13 NOVEMBER 1959, Page 28

Rape of the Waste Lock

Alexander Pope: The Poetry of Allusion. By Reuben Brower. (0.U.P., 35s.) 'IMMATURE poets imitate; mature poets steal.' The dictum, which occurs in one of the earlier essays in The Sacred Wood, dates from the year when Mr. Eliot's verse finally sloughed off the influence of Laforgue. (That the dictum was itself stolen from Remy de Gourmont was presumably intended to guarantee its author's maturity.) Pope, another minor poet with occasional brilliances, also had a long period of imitation, though he contrived to steal as well before he stopped imitat- ing. Thus, like Ovid, he lisp'd in Numbers, for the Numbers came.' But that was respectable imitation; if you happen to remember the passage in the Tristia Pope gets one more mark for it. The lines and phrases lifted from his English predecessors are another matter. It was not easy to disconcert the little man, but if John Dennis had confronted him with his plagiarisms from Charles Hopkins, for example, there might have been a minute or two of embarrassed silence. Hopkins, of course, a minor drunken protégé of Dryden's, was safely dead by then, and Pope was able to pillage his poems for the Pastorals, Wind- sor Forest, and Eloisa to Abelard without detec- tion. Even Mr. Brower, who is a Harvard profes- sor of English, doesn't seem to know about it.

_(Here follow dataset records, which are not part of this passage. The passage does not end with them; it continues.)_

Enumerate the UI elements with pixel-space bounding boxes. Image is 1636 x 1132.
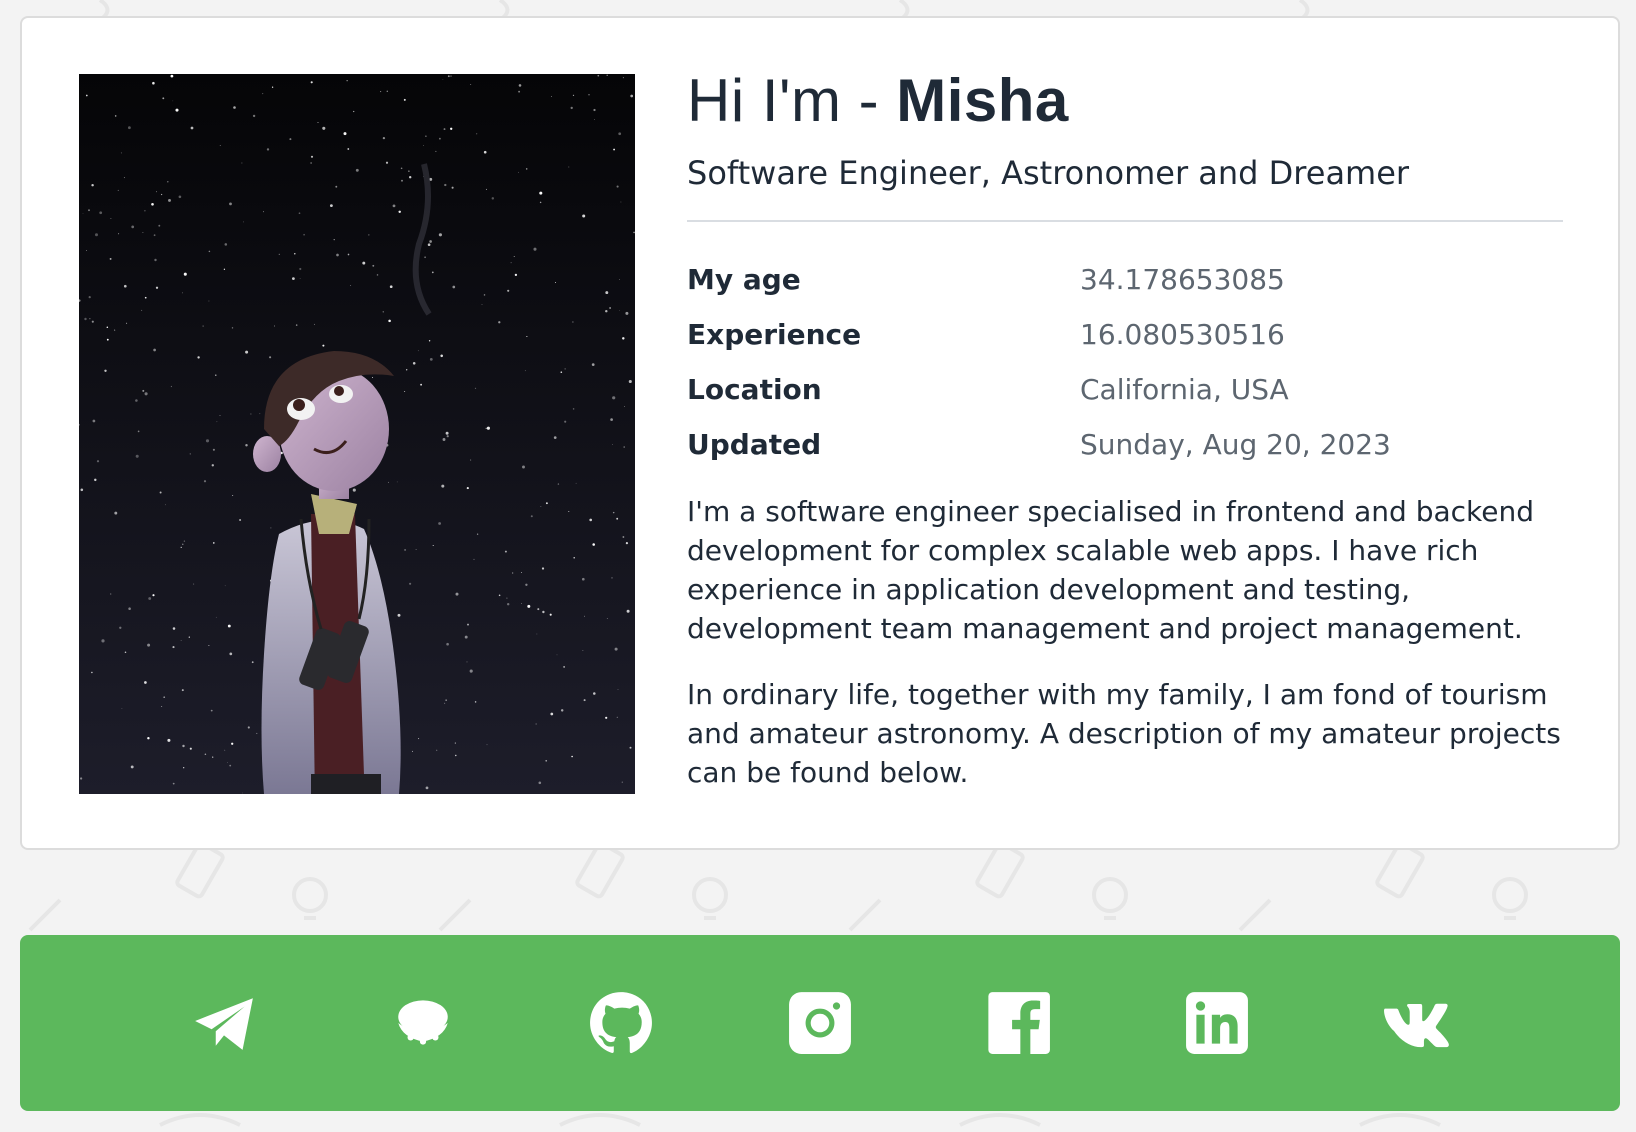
facebook-icon	[987, 992, 1050, 1054]
profile-name: Misha	[896, 67, 1069, 134]
bio: I'm a software engineer specialised in f…	[687, 492, 1563, 792]
linkedin-icon	[1186, 992, 1249, 1054]
github-link[interactable]	[585, 987, 657, 1059]
bio-paragraph: I'm a software engineer specialised in f…	[687, 495, 1534, 646]
fact-label: Location	[687, 373, 822, 407]
profile-info: Hi I'm - Misha Software Engineer, Astron…	[687, 68, 1563, 819]
github-icon	[590, 992, 653, 1054]
bio-paragraph: In ordinary life, together with my famil…	[687, 678, 1561, 790]
divider	[687, 220, 1563, 223]
profile-subtitle: Software Engineer, Astronomer and Dreame…	[687, 154, 1410, 192]
astronomer-illustration	[79, 74, 635, 794]
social-links-bar	[20, 935, 1620, 1111]
fact-row-experience: Experience 16.080530516	[687, 307, 1563, 362]
page-title: Hi I'm - Misha	[687, 68, 1563, 134]
facts-table: My age 34.178653085 Experience 16.080530…	[687, 252, 1563, 472]
fact-label: Experience	[687, 318, 862, 352]
fact-row-updated: Updated Sunday, Aug 20, 2023	[687, 417, 1563, 472]
facebook-link[interactable]	[983, 987, 1055, 1059]
telegram-icon	[195, 998, 254, 1050]
fact-row-location: Location California, USA	[687, 362, 1563, 417]
fact-value: California, USA	[1080, 373, 1289, 407]
fact-value: 34.178653085	[1080, 263, 1285, 297]
profile-photo	[79, 74, 635, 794]
vk-link[interactable]	[1380, 987, 1452, 1059]
vk-icon	[1383, 1003, 1449, 1048]
ufo-link[interactable]	[387, 987, 459, 1059]
ufo-icon	[398, 1000, 448, 1045]
fact-value: 16.080530516	[1080, 318, 1285, 352]
fact-label: My age	[687, 263, 801, 297]
instagram-icon	[789, 992, 851, 1054]
fact-label: Updated	[687, 428, 822, 462]
instagram-link[interactable]	[784, 987, 856, 1059]
telegram-link[interactable]	[188, 987, 260, 1059]
profile-card: Hi I'm - Misha Software Engineer, Astron…	[20, 16, 1620, 850]
linkedin-link[interactable]	[1181, 987, 1253, 1059]
greeting-prefix: Hi I'm -	[687, 67, 897, 134]
fact-value: Sunday, Aug 20, 2023	[1080, 428, 1391, 462]
fact-row-age: My age 34.178653085	[687, 252, 1563, 307]
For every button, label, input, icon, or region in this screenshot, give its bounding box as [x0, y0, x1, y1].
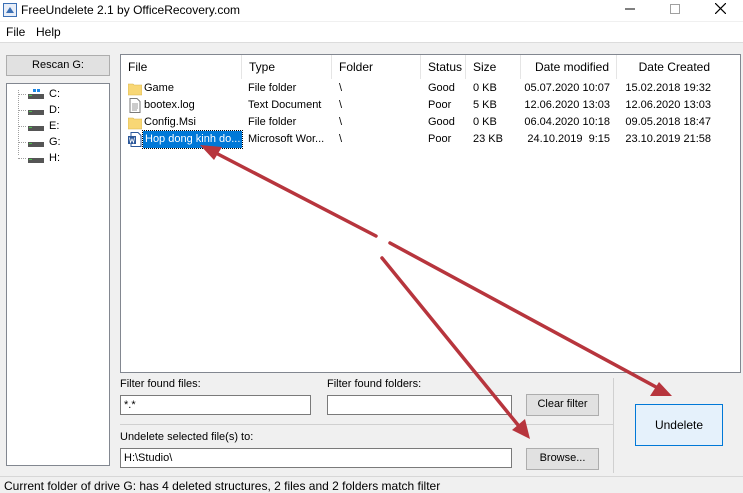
- filter-files-label: Filter found files:: [120, 378, 201, 390]
- file-type: File folder: [248, 116, 297, 128]
- status-bar: Current folder of drive G: has 4 deleted…: [0, 476, 743, 493]
- arrow-head-undelete-button: [650, 382, 672, 396]
- file-list[interactable]: File Type Folder Status Size Date modifi…: [120, 54, 741, 373]
- column-header-type[interactable]: Type: [242, 55, 332, 79]
- title-bar: FreeUndelete 2.1 by OfficeRecovery.com: [0, 0, 743, 21]
- file-folder: \: [339, 133, 343, 145]
- file-date-created: 15.02.2018 19:32: [625, 82, 711, 94]
- file-folder: \: [339, 116, 343, 128]
- file-type: Text Document: [248, 99, 322, 111]
- table-row[interactable]: bootex.log Text Document \ Poor 5 KB 12.…: [121, 97, 740, 114]
- close-icon: [714, 2, 726, 15]
- table-row[interactable]: Config.Msi File folder \ Good 0 KB 06.04…: [121, 114, 740, 131]
- menu-help[interactable]: Help: [36, 25, 61, 39]
- menu-separator: [0, 42, 743, 43]
- rescan-button[interactable]: Rescan G:: [6, 55, 110, 76]
- drive-label: G:: [49, 136, 61, 148]
- folder-icon: [128, 83, 142, 96]
- drive-icon: [28, 110, 44, 115]
- file-folder: \: [339, 82, 343, 94]
- drive-label: C:: [49, 88, 60, 100]
- file-name: Config.Msi: [144, 116, 196, 128]
- undelete-to-label: Undelete selected file(s) to:: [120, 431, 254, 443]
- file-type: Microsoft Wor...: [248, 133, 325, 145]
- file-date-created: 23.10.2019 21:58: [625, 133, 711, 145]
- file-name: Game: [144, 82, 174, 94]
- file-size: 5 KB: [473, 99, 497, 111]
- clear-filter-button[interactable]: Clear filter: [526, 394, 599, 416]
- drive-icon: [28, 126, 44, 131]
- word-doc-icon: [128, 132, 142, 147]
- file-size: 0 KB: [473, 82, 497, 94]
- minimize-icon: [625, 8, 635, 10]
- file-date-modified: 05.07.2020 10:07: [524, 82, 610, 94]
- file-folder: \: [339, 99, 343, 111]
- folder-icon: [128, 117, 142, 130]
- drive-icon: [28, 142, 44, 147]
- maximize-icon: [670, 4, 680, 14]
- filter-files-input[interactable]: *.*: [120, 395, 311, 415]
- file-status: Poor: [428, 99, 452, 111]
- column-header-folder[interactable]: Folder: [332, 55, 421, 79]
- text-file-icon: [129, 98, 141, 113]
- column-header-status[interactable]: Status: [421, 55, 466, 79]
- file-size: 0 KB: [473, 116, 497, 128]
- minimize-button[interactable]: [607, 0, 653, 21]
- file-name: Hop dong kinh do...: [142, 130, 243, 149]
- undelete-destination-input[interactable]: H:\Studio\: [120, 448, 512, 468]
- list-header: File Type Folder Status Size Date modifi…: [121, 55, 740, 79]
- vertical-divider: [613, 378, 614, 473]
- status-text: Current folder of drive G: has 4 deleted…: [4, 479, 441, 493]
- file-date-created: 12.06.2020 13:03: [625, 99, 711, 111]
- file-date-modified: 24.10.2019 9:15: [527, 133, 610, 145]
- arrow-head-browse-button: [512, 419, 530, 439]
- drive-label: D:: [49, 104, 60, 116]
- column-header-file[interactable]: File: [121, 55, 242, 79]
- file-type: File folder: [248, 82, 297, 94]
- table-row[interactable]: Game File folder \ Good 0 KB 05.07.2020 …: [121, 80, 740, 97]
- file-size: 23 KB: [473, 133, 503, 145]
- column-header-size[interactable]: Size: [466, 55, 521, 79]
- maximize-button[interactable]: [652, 0, 698, 21]
- filter-folders-input[interactable]: [327, 395, 512, 415]
- window-title: FreeUndelete 2.1 by OfficeRecovery.com: [21, 3, 240, 17]
- drive-icon: [28, 158, 44, 163]
- menu-bar: File Help: [0, 22, 743, 42]
- table-row-selected[interactable]: Hop dong kinh do... Microsoft Wor... \ P…: [121, 130, 740, 149]
- column-header-date-modified[interactable]: Date modified: [521, 55, 617, 79]
- file-date-modified: 12.06.2020 13:03: [524, 99, 610, 111]
- tree-connector: [18, 90, 19, 155]
- file-status: Good: [428, 82, 455, 94]
- app-icon: [3, 3, 17, 17]
- section-divider: [120, 424, 613, 425]
- column-header-date-created[interactable]: Date Created: [617, 55, 717, 79]
- browse-button[interactable]: Browse...: [526, 448, 599, 470]
- drive-tree[interactable]: C: D: E: G: H:: [6, 83, 110, 466]
- filter-folders-label: Filter found folders:: [327, 378, 422, 390]
- system-drive-icon: [28, 89, 44, 99]
- close-button[interactable]: [697, 0, 743, 21]
- drive-label: H:: [49, 152, 60, 164]
- undelete-button[interactable]: Undelete: [635, 404, 723, 446]
- menu-file[interactable]: File: [6, 25, 25, 39]
- file-date-created: 09.05.2018 18:47: [625, 116, 711, 128]
- drive-label: E:: [49, 120, 60, 132]
- file-status: Poor: [428, 133, 452, 145]
- file-date-modified: 06.04.2020 10:18: [524, 116, 610, 128]
- file-name: bootex.log: [144, 99, 195, 111]
- file-status: Good: [428, 116, 455, 128]
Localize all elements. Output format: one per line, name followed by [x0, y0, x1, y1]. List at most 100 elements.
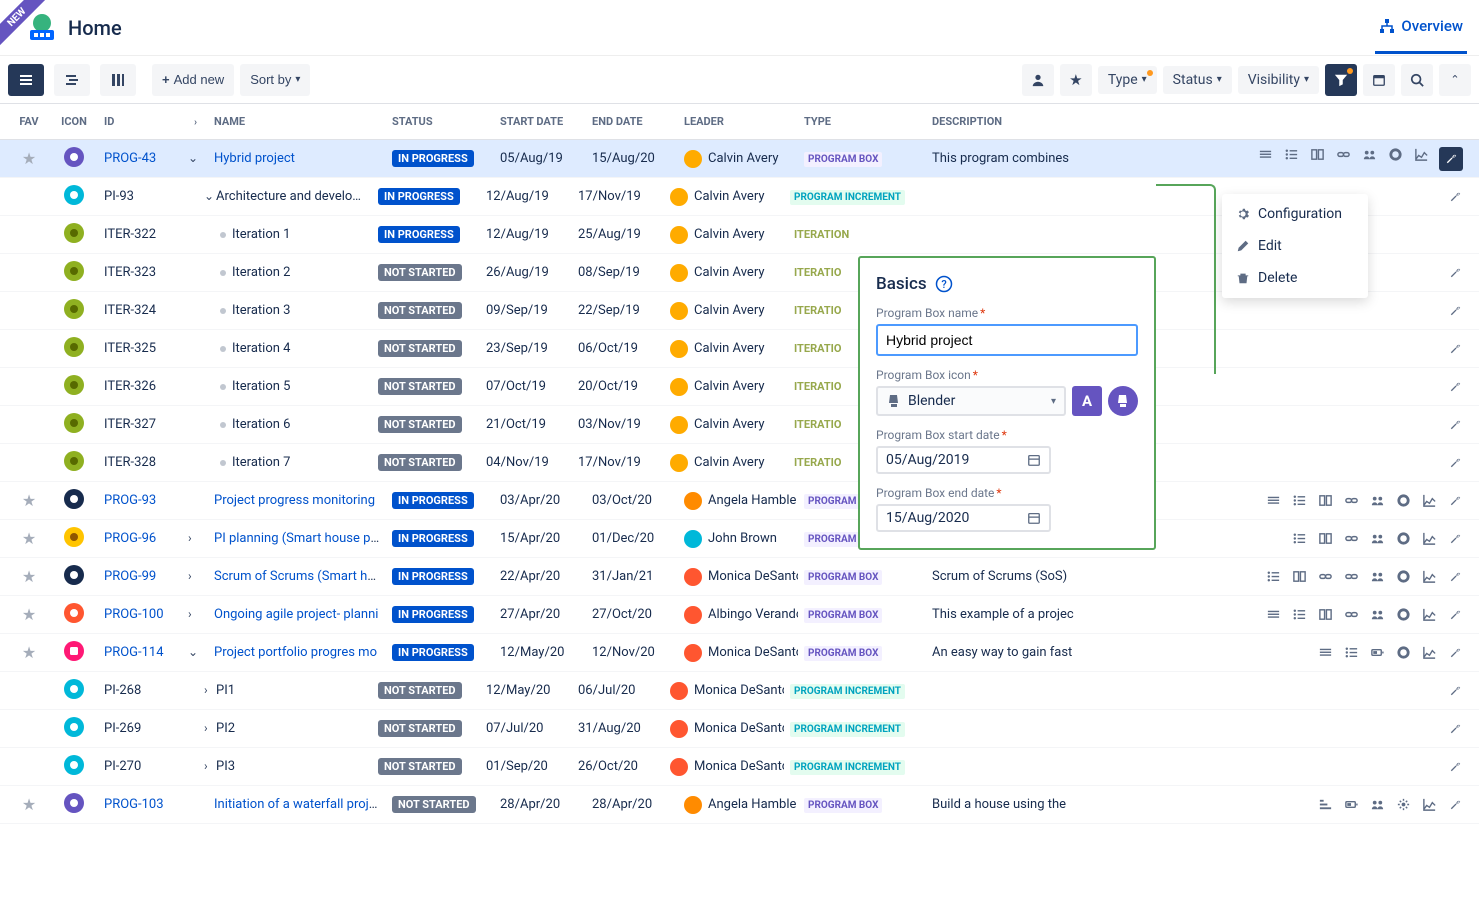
search-button[interactable]	[1401, 64, 1433, 96]
action-group[interactable]	[1369, 607, 1385, 623]
overview-tab[interactable]: Overview	[1375, 1, 1467, 54]
row-id-link[interactable]: PROG-96	[104, 531, 156, 546]
action-lines[interactable]	[1265, 493, 1281, 509]
row-name-link[interactable]: Scrum of Scrums (Smart hou	[214, 569, 382, 584]
action-chart[interactable]	[1421, 645, 1437, 661]
menu-delete[interactable]: Delete	[1222, 262, 1368, 294]
action-wrench[interactable]	[1447, 379, 1463, 395]
action-wrench[interactable]	[1447, 721, 1463, 737]
action-group[interactable]	[1361, 147, 1377, 163]
row-name-link[interactable]: PI planning (Smart house pro	[214, 531, 382, 546]
action-wrench[interactable]	[1447, 797, 1463, 813]
row-id-link[interactable]: PROG-43	[104, 151, 156, 166]
action-chart[interactable]	[1413, 147, 1429, 163]
action-ring[interactable]	[1395, 569, 1411, 585]
table-row[interactable]: ITER-326Iteration 5NOT STARTED07/Oct/192…	[0, 368, 1479, 406]
action-wrench[interactable]	[1447, 569, 1463, 585]
letter-box[interactable]: A	[1072, 386, 1102, 416]
action-list[interactable]	[1291, 493, 1307, 509]
row-id-link[interactable]: PROG-93	[104, 493, 156, 508]
table-row[interactable]: PI-269›PI2NOT STARTED07/Jul/2031/Aug/20M…	[0, 710, 1479, 748]
table-row[interactable]: ★PROG-43⌄Hybrid projectIN PROGRESS05/Aug…	[0, 140, 1479, 178]
expand-toggle[interactable]: ›	[204, 759, 208, 773]
filter-button[interactable]	[1325, 64, 1357, 96]
action-battery[interactable]	[1369, 645, 1385, 661]
star-icon[interactable]: ★	[22, 149, 36, 168]
action-group[interactable]	[1369, 569, 1385, 585]
action-wrench[interactable]	[1447, 303, 1463, 319]
table-row[interactable]: ★PROG-114⌄Project portfolio progres moIN…	[0, 634, 1479, 672]
action-lines[interactable]	[1265, 607, 1281, 623]
action-link[interactable]	[1343, 607, 1359, 623]
action-ring[interactable]	[1395, 493, 1411, 509]
action-list[interactable]	[1265, 569, 1281, 585]
table-row[interactable]: ★PROG-99›Scrum of Scrums (Smart houIN PR…	[0, 558, 1479, 596]
action-wrench[interactable]	[1447, 341, 1463, 357]
row-id-link[interactable]: PROG-103	[104, 797, 164, 812]
action-list[interactable]	[1283, 147, 1299, 163]
row-name-link[interactable]: Project portfolio progres mo	[214, 645, 377, 660]
table-row[interactable]: ITER-328Iteration 7NOT STARTED04/Nov/191…	[0, 444, 1479, 482]
star-icon[interactable]: ★	[22, 795, 36, 814]
action-wrench[interactable]	[1447, 531, 1463, 547]
menu-edit[interactable]: Edit	[1222, 230, 1368, 262]
table-row[interactable]: ITER-327Iteration 6NOT STARTED21/Oct/190…	[0, 406, 1479, 444]
table-row[interactable]: ★PROG-100›Ongoing agile project- planniI…	[0, 596, 1479, 634]
action-chart[interactable]	[1421, 493, 1437, 509]
action-list[interactable]	[1291, 607, 1307, 623]
calendar-button[interactable]	[1363, 64, 1395, 96]
action-board[interactable]	[1309, 147, 1325, 163]
column-view-button[interactable]	[100, 64, 136, 96]
menu-configuration[interactable]: Configuration	[1222, 198, 1368, 230]
add-new-button[interactable]: +Add new	[152, 64, 234, 96]
action-wrench[interactable]	[1447, 189, 1463, 205]
action-ring[interactable]	[1395, 531, 1411, 547]
action-chart[interactable]	[1421, 531, 1437, 547]
action-wrench[interactable]	[1447, 759, 1463, 775]
table-row[interactable]: PI-268›PI1NOT STARTED12/May/2006/Jul/20M…	[0, 672, 1479, 710]
row-name-link[interactable]: Project progress monitoring	[214, 493, 375, 508]
list-view-button[interactable]	[8, 64, 44, 96]
action-wrench[interactable]	[1447, 265, 1463, 281]
star-filter-button[interactable]: ★	[1060, 64, 1092, 96]
help-icon[interactable]: ?	[935, 275, 953, 293]
action-chart[interactable]	[1421, 797, 1437, 813]
action-lines2[interactable]	[1317, 797, 1333, 813]
star-icon[interactable]: ★	[22, 491, 36, 510]
action-wrench[interactable]	[1447, 645, 1463, 661]
user-filter-button[interactable]	[1022, 64, 1054, 96]
expand-toggle[interactable]: ›	[204, 721, 208, 735]
type-filter[interactable]: Type▾	[1098, 66, 1157, 94]
action-wrench[interactable]	[1447, 683, 1463, 699]
table-row[interactable]: ★PROG-96›PI planning (Smart house proIN …	[0, 520, 1479, 558]
collapse-toggle[interactable]: ⌄	[188, 645, 198, 659]
expand-toggle[interactable]: ›	[188, 607, 192, 621]
icon-select[interactable]: Blender ▾	[876, 386, 1066, 416]
action-list[interactable]	[1291, 531, 1307, 547]
action-link[interactable]	[1317, 569, 1333, 585]
action-list[interactable]	[1343, 645, 1359, 661]
star-icon[interactable]: ★	[22, 605, 36, 624]
action-group[interactable]	[1369, 531, 1385, 547]
action-board[interactable]	[1317, 531, 1333, 547]
expand-toggle[interactable]: ›	[188, 531, 192, 545]
row-name-link[interactable]: Hybrid project	[214, 151, 295, 166]
action-wrench[interactable]	[1439, 147, 1463, 171]
row-id-link[interactable]: PROG-100	[104, 607, 164, 622]
star-icon[interactable]: ★	[22, 643, 36, 662]
action-wrench[interactable]	[1447, 607, 1463, 623]
action-battery[interactable]	[1343, 797, 1359, 813]
action-ring[interactable]	[1387, 147, 1403, 163]
action-link[interactable]	[1343, 531, 1359, 547]
circle-icon-box[interactable]	[1108, 386, 1138, 416]
table-row[interactable]: ITER-325Iteration 4NOT STARTED23/Sep/190…	[0, 330, 1479, 368]
collapse-toggle[interactable]: ⌄	[188, 151, 198, 165]
visibility-filter[interactable]: Visibility▾	[1238, 66, 1319, 94]
action-board[interactable]	[1291, 569, 1307, 585]
action-gear[interactable]	[1395, 797, 1411, 813]
action-board[interactable]	[1317, 607, 1333, 623]
row-name-link[interactable]: Initiation of a waterfall projec	[214, 797, 382, 812]
sort-by-button[interactable]: Sort by▾	[240, 64, 310, 96]
status-filter[interactable]: Status▾	[1163, 66, 1232, 94]
table-row[interactable]: ★PROG-93Project progress monitoringIN PR…	[0, 482, 1479, 520]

But Mr. Brower's theme is not Pope's plagiar- isms so much as his imitations. Because of the word's adolescent connotation, however, the term he prefers to use is 'allusion.' The poets alluded to he restricts to Homer, Virgil, Ovid and Horace, and even so the book runs to nearly 400 pages. The excuse is that, for Mr. Brower, the classical allusions are the crucially important thing in Pope. `For Dryden and for Pope,' he tells us, 'allusion, especially in ironic contexts, is a resource equiva- lent to symbolic metaphor and elaborate imagery in other poets.' And so we get chapter after chapter with Mr. Brower as the cicerone and interpreter. 'Here we have the pastoral; let me quote you a chunk from Theocritus (translation by R. C. Trevelyan). And I simply must call your attention to Virgil's Eclogues (extract in Latin, no transla- tion).' And so on. Mr. Brower does it tactfully and perceptively; the guide is not a bore; but the reader cannot help wondering—politely, of course —whether a guide was necessary at all.

The explanation of it all is that Mr. Brower, like many other Americans who have grown up stylistically in the shadow of Pound and Eliot, cannot help reading the poetry of the past as if it was more Mauberley and Waste Land. Quotation plays the biggest role of all in Pound and Eliot, and `allusion' does seem to be an equivalent device in Pope. It isn't really. In the juvenilia, the poems of apprentice-imitation, he makes his obeisances to Virgil and the others because it was the correct thing to do. Neo-classic decorum expected the young poet to do his bucolic or piscatorial duty —whereas Eliot, imitating Laforgue in the Har- vard of Irving Babbitt and George Lyman Kit- tredge, was just being delightfully naughty. And so we go on reading 'The Portrait of a Lady' and draw the line, as even Mr. Brower does, at the rural nymph Lodona of Windsor Forest, who gets turned into a muddy tributary of the Thames and thus is saved from the amorous intentions of Pan. It is true there is a scaffolding of classical allusions in The Rape of the Lock and the Horatian Imita- tions, Pope's two masterpieces, but they are only a frame really to hold the poems together, like the novel-form of The Way of All Flesh and Sons and Lovers. The essential Pope is more like sublimated table-talk—about himself, his friends and, in particular, his enemies. Do not let us con- fuse it with the Pound-Eliot musee imaginaire.